De entre los 6.500 voluntarios encargados este año de recaudar alimentos para el Banco de ídem, el pasado 2 de diciembre, mi amiga Kuki y esta letrilla que les narra apuntadas a tiempo completo.
La mañana con el dorsal puesto la pasamos en el supermercado de, como no podía ser de otra forma, “El tijeretazo británico” (que si no saben lo que es, ya les digo yo que empieza por “elcortin” y termina por “glé”)
Damas muy peinadas, enlacadas, con pellizas anti frío y las más jóvenes con dolmanes de húsares, bolsos de Calorina y orejas perladas australianamente.
- “Buenos días, ¿quiere colaborar con el Banco de Alimentos? Le damos una bolsa y compra lo que quiera, pero en especial si puede, alimentos no perecederos para bebés…”
“¡Ay, lo siento cielo, es que llevo mucha prisa…!”
“Sólo voy a coger algo que se me ha olvidado antes”
“Ya colaboré el fin de semana pasado, lo siento” (hombre, señora, teniendo en cuenta que sólo hay recogida este fin de semana…)
Pocas bolsas blancas volvían para quedarse en los contenedores, y otras varias hacían el uso de ellas como las que valen céntimos, para llevar la compra a casa. De vergüenza.
Las bienpeinadas se habían dejado el dinero en la peluquería o en el alquiler del ático en el que, a día de hoy, pretenden hacer creer que viven en propiedad…
Por la tarde, peoná en calle Perafán de Ribera; que si no saben ustedes ubicarse les diré que queda detrás del Hospital Macarena y a pocos metros del albergue municipal.
Día 2 del mes. La paguita recién cogida, la extra, la pensión, el paro, lo que le toque a cada uno.
Señora africana a la que entregamos la primera bolsa:
- “Buenas tardes, ¿quiere colaborar con el…?” – Retira la bolsa de la mano de Kuki casi de un tirón, con cara de pocos amigos y, cargando además con dos niños, entra al súper mascullando quién sabe qué, en swahili, zulú o dahalo… demos la bolsa por perdida.

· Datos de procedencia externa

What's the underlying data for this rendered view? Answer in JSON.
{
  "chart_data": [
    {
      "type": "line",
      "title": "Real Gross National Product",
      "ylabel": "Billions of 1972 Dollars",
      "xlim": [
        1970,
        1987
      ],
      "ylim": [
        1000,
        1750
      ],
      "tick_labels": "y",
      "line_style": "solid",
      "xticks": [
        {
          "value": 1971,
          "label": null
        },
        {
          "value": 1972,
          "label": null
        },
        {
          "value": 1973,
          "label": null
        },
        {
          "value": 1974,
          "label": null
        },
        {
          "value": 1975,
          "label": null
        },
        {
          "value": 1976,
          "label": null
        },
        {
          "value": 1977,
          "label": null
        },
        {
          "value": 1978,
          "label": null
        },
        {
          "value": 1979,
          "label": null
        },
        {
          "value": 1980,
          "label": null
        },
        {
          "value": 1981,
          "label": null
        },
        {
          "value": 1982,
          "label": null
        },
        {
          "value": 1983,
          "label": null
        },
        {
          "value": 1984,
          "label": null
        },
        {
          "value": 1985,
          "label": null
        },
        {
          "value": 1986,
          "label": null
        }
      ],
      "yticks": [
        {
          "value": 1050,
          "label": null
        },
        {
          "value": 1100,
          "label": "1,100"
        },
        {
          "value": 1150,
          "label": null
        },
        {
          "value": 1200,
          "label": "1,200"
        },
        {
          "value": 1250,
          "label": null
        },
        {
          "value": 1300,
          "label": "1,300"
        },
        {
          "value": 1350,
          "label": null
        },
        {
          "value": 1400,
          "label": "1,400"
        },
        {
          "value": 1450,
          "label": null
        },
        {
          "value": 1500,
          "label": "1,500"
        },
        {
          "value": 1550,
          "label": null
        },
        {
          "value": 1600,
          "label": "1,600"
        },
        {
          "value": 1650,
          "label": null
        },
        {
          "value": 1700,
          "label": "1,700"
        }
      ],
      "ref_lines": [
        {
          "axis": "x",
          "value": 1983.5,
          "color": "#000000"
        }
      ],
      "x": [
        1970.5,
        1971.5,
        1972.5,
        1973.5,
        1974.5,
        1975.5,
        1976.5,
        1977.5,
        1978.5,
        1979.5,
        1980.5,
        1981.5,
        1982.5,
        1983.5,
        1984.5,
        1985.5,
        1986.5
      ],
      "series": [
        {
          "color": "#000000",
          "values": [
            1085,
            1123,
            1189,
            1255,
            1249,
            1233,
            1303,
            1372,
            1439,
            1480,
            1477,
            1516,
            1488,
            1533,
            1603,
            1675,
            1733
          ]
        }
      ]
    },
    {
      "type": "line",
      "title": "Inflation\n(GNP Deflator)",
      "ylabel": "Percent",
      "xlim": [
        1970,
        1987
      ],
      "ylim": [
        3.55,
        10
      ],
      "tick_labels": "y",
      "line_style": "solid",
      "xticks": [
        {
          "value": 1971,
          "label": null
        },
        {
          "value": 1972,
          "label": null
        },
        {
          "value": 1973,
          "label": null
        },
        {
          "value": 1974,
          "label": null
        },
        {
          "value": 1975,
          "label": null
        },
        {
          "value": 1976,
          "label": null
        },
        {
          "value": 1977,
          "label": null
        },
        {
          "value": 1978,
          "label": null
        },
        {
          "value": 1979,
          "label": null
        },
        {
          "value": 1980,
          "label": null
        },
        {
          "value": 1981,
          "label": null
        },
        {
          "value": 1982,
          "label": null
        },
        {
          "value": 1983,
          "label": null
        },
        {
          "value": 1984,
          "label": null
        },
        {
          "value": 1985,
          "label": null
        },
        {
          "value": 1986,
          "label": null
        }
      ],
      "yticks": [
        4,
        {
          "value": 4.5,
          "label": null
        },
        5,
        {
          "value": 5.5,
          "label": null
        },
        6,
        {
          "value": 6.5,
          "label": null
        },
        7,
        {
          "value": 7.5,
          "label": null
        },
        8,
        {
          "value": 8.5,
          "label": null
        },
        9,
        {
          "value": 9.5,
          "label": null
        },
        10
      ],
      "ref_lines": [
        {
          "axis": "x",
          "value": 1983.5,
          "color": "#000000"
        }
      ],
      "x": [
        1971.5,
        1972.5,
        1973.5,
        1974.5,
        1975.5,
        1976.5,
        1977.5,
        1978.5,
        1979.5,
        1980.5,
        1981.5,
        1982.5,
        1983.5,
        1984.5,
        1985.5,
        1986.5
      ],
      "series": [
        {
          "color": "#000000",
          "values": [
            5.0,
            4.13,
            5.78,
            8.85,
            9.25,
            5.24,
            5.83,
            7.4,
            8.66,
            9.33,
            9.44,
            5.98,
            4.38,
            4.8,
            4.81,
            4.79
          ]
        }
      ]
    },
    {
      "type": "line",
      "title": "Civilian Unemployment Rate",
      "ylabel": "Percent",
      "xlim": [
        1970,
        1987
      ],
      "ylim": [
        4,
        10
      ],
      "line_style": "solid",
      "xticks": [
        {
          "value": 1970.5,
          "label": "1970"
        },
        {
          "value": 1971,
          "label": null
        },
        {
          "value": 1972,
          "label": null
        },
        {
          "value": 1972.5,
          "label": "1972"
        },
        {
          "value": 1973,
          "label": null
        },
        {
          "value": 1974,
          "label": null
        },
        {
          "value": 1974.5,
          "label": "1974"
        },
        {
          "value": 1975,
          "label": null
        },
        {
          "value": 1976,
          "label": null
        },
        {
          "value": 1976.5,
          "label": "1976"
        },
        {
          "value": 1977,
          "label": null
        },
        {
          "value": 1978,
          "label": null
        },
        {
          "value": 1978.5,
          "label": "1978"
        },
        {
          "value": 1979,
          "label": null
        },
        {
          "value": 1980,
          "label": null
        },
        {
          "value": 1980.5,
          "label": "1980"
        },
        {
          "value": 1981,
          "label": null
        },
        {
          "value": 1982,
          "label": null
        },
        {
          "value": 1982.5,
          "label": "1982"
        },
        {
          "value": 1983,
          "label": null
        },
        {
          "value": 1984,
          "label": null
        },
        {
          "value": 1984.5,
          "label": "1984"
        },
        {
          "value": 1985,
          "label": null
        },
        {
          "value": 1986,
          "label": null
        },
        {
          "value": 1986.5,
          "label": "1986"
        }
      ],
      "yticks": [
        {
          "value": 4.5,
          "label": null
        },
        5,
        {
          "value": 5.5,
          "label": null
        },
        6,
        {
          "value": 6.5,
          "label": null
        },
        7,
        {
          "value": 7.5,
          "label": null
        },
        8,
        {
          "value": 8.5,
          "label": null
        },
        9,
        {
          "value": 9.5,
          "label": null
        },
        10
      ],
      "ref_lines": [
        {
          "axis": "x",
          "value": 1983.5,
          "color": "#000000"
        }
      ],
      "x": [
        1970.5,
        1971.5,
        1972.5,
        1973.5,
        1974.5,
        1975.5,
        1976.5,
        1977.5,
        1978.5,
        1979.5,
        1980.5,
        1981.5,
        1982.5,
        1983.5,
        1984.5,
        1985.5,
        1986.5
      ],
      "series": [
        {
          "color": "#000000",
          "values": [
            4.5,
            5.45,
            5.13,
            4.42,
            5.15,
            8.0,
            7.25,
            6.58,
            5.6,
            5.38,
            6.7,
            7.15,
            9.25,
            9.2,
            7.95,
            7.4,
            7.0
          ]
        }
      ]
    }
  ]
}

Matrimonios jóvenes con bebés, jubilados abrigados, señoras con bata y zapatillas y otras con mucho, demasiado maquillaje; camareros librados en su hora de descanso, vecinos, veinteañeros a la caza del güisqui BYC…casi todos con bolsa sin entender muy bien qué hacíamos, pero casi todos con algo dentro al pasar por caja.
Al fondo, la africana tirando de dos carros de compra, dos, y cargada con los niños en sendas kepinas.
Bolsa va y bolsa viene: “¡Kuki, hoy hacemos bíceps de sobra!”, “¡Ay sí, qué bien Chon!”
Ya en caja, la mamá bantú pasó los dos carros con sus correspondientes viandas, los pagó y, saliendo del establecimiento, empujó uno de ellos lleno hasta la bandera (pero hasta la de la plaza de Acho, que está más en alto), hacia el contenedor de alimentos que custodiábamos y, sin sonreír nos dijo: “¡TOMA!”
Saquen sus conclusiones. No voy a ser yo quien se lo explique, pero sí les diré que aun así, este año se han recaudado 100.000 kilos menos que el año pasado. Así que, ¡menos laca y más patata, coño!